Re-Enchantment

The thing about a garden is that it changes, whether the gardener is involved with it or not. On a Sunday evening the garden is enchanting. Everything is orderly and peaceful. Weeds are eliminated, or at least not evident. Tall plants are staked, lawns are trim. It’s hard to leave it all and go in the house.

Over the course of the working week, visits to the garden may be hurried — quick sessions of watering, picking a lettuce or two or some herbs. Then comes Saturday. The gardener anticipates a return to enchantment.

The garden is fuzzy around the edges. Plants flop and lean; some have collapsed. Twigs and other debris from the midweek windstorm litter the grass. Bloom have become a mass of ugly deadheads. Everything looks like hell. And maybe the sun is hot and glaring or it’s one of those cold, windy days (so common here on the West Coast in summer). Suddenly a trip to the mall seems like the best option.

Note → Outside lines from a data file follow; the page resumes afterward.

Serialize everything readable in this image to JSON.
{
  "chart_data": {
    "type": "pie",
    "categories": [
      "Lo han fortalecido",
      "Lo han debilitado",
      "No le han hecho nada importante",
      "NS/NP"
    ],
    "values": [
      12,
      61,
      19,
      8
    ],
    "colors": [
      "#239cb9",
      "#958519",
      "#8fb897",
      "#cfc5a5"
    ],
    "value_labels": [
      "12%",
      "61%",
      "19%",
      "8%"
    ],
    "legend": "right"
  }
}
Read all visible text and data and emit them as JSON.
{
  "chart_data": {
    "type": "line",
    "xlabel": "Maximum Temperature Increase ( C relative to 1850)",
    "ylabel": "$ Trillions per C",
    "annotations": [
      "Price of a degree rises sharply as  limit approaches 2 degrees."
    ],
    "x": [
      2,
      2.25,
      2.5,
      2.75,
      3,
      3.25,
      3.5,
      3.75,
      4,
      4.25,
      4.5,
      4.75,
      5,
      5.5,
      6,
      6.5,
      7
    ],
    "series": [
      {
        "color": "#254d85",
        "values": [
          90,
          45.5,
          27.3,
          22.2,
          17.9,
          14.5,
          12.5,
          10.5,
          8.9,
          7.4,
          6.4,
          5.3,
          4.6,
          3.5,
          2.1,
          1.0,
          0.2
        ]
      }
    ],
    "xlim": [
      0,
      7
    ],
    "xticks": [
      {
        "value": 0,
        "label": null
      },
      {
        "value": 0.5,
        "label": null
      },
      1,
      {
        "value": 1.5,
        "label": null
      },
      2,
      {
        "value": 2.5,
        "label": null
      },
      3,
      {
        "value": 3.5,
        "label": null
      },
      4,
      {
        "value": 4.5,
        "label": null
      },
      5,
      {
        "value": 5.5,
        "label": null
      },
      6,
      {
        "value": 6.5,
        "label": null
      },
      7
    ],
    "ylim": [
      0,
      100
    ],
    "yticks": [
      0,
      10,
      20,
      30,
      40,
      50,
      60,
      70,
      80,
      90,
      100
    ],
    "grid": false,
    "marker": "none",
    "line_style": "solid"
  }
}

But you can’t just put a garden aside like a piece of knitting, to be picked up someday when you have more time or interest. There comes a moment when you have to decide to keep going or give up rip out all those plants and sod it over. Even giving up requires action.

The gardener needs re-enchantment. The only way to get it is to go out and start doing something, anything, however small. Pull that weed, set that stake and tie up the sagging plant. Get the watering can and go to the aid of the wilting. Clip that edge. Strangely, clipping the verges of the lawn next to perennial beds makes an astonishing difference. The garden becomes a garden again, instead of just a mess. Suddenly you want to be out there, working in it.  (Of course, it helps if it’s early evening, with the light coming in at the flattering angle, if the wind has dropped and coolness wells up around plants revived by dew or the attentions of the hose and sprinkler).

It comes down to this — a garden must be gardened in. That’s its real purpose — to be a place in which to garden. Have you ever tried just sitting in your garden, doing nothing? How long is it before you notice something — deadheads to snip, a leaner to prop up, or something that simply must be admired at close range? You get up and do it, and then the next thing and the next. By that time, it’s getting hard to see because it’s almost dark and you have to tear yourself away from your little Paradise.